Starting shit off with “Anything ‘Cept the Truth,” Heart On is one of those truly kickass rock records that hits all the right notes and delivers the goodies in hard-nosed style. Witness the sweltering riffs, dig the hand claps, marvel at the swagger of it all. “I only smile when I tell a lie,” Hughes tells us on the opening cut over a sea of scuzz rock.

It would be easy to dismiss these badass Eagles of Death Metal as some sort of two-bit comedy act or a spoof band like The Darkness or Metallica, but there is much more going on here than meets the eye. In between the ear-splitting, feverish guitars,Heart On seamlessly integrates a core of golden wisdom and introspection.

The album’s central ballad is one such moment. “Now I’m a Fool” could be about lost love or sturdiness or bluster or Hollywood. One thing’s for sure, though, it’s a damn fine rock tune. Coated with self-awareness and given a startlingly gentle dose of backing vocals from Baby Duck’s “subtle lines, oohs, aahs,” the song works every way it should.
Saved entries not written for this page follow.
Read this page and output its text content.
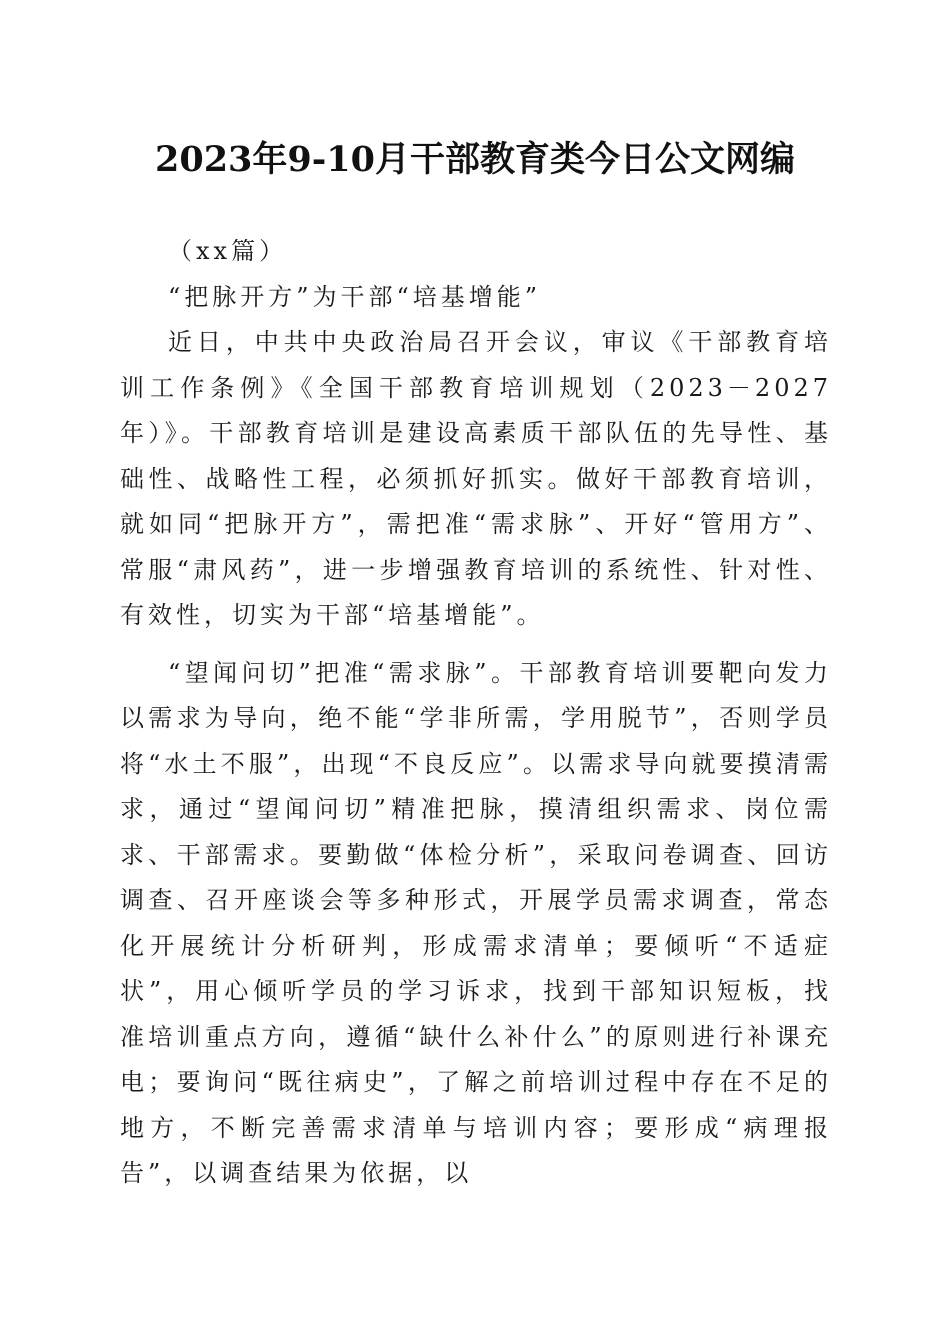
2023年9-10月干部教育类今日公文网编

（xx篇）

“把脉开方”为干部“培基增能”

近日，中共中央政治局召开会议，审议《干部教育培训工作条例》《全国干部教育培训规划（2023－2027年）》。干部教育培训是建设高素质干部队伍的先导性、基础性、战略性工程，必须抓好抓实。做好干部教育培训，就如同“把脉开方”，需把准“需求脉”、开好“管用方”、常服“肃风药”，进一步增强教育培训的系统性、针对性、有效性，切实为干部“培基增能”。

“望闻问切”把准“需求脉”。干部教育培训要靶向发力以需求为导向，绝不能“学非所需，学用脱节”，否则学员将“水土不服”，出现“不良反应”。以需求导向就要摸清需求，通过“望闻问切”精准把脉，摸清组织需求、岗位需求、干部需求。要勤做“体检分析”，采取问卷调查、回访调查、召开座谈会等多种形式，开展学员需求调查，常态化开展统计分析研判，形成需求清单；要倾听“不适症状”，用心倾听学员的学习诉求，找到干部知识短板，找准培训重点方向，遵循“缺什么补什么”的原则进行补课充电；要询问“既往病史”，了解之前培训过程中存在不足的地方，不断完善需求清单与培训内容；要形成“病理报告”，以调查结果为依据，以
Heart On is really about fun, of course, despite some delicate moments. “(I Used to Couldn’t Dance) Tight Pants” has big brass balls and swells with killer riffage, howling-mad vocals, and a yummy keystone of disco charm. “There ain’t no parking on this dance floor, now step aside….tight pants!”

“How Can A Man With So Many Friends Feel So Alone” finds EoDM wearing the Rolling Stones influences on their sleeveless shirts, punching out a riff Richards would be proud of over a track that aptly tinkles with piano and boogie-woogie tone. And “Cheap Thrills” gives us another lethal riff that is sure to make you want to make babies and backing vocals from the Eagle’ettes (Brody Dalle, Kim Martinelli, Erin Smith, and Kat Von D).

Packed with basement bass lines, riffs that Satan will be giving kids for Christmas, impenetrable vocals worthy of only the finest gods of rock, and enough adroit pageantry to make Axl pray for Japanese Socialism, Heart On is a rock and roll glam/garage record designed to make it hot and sticky all night long.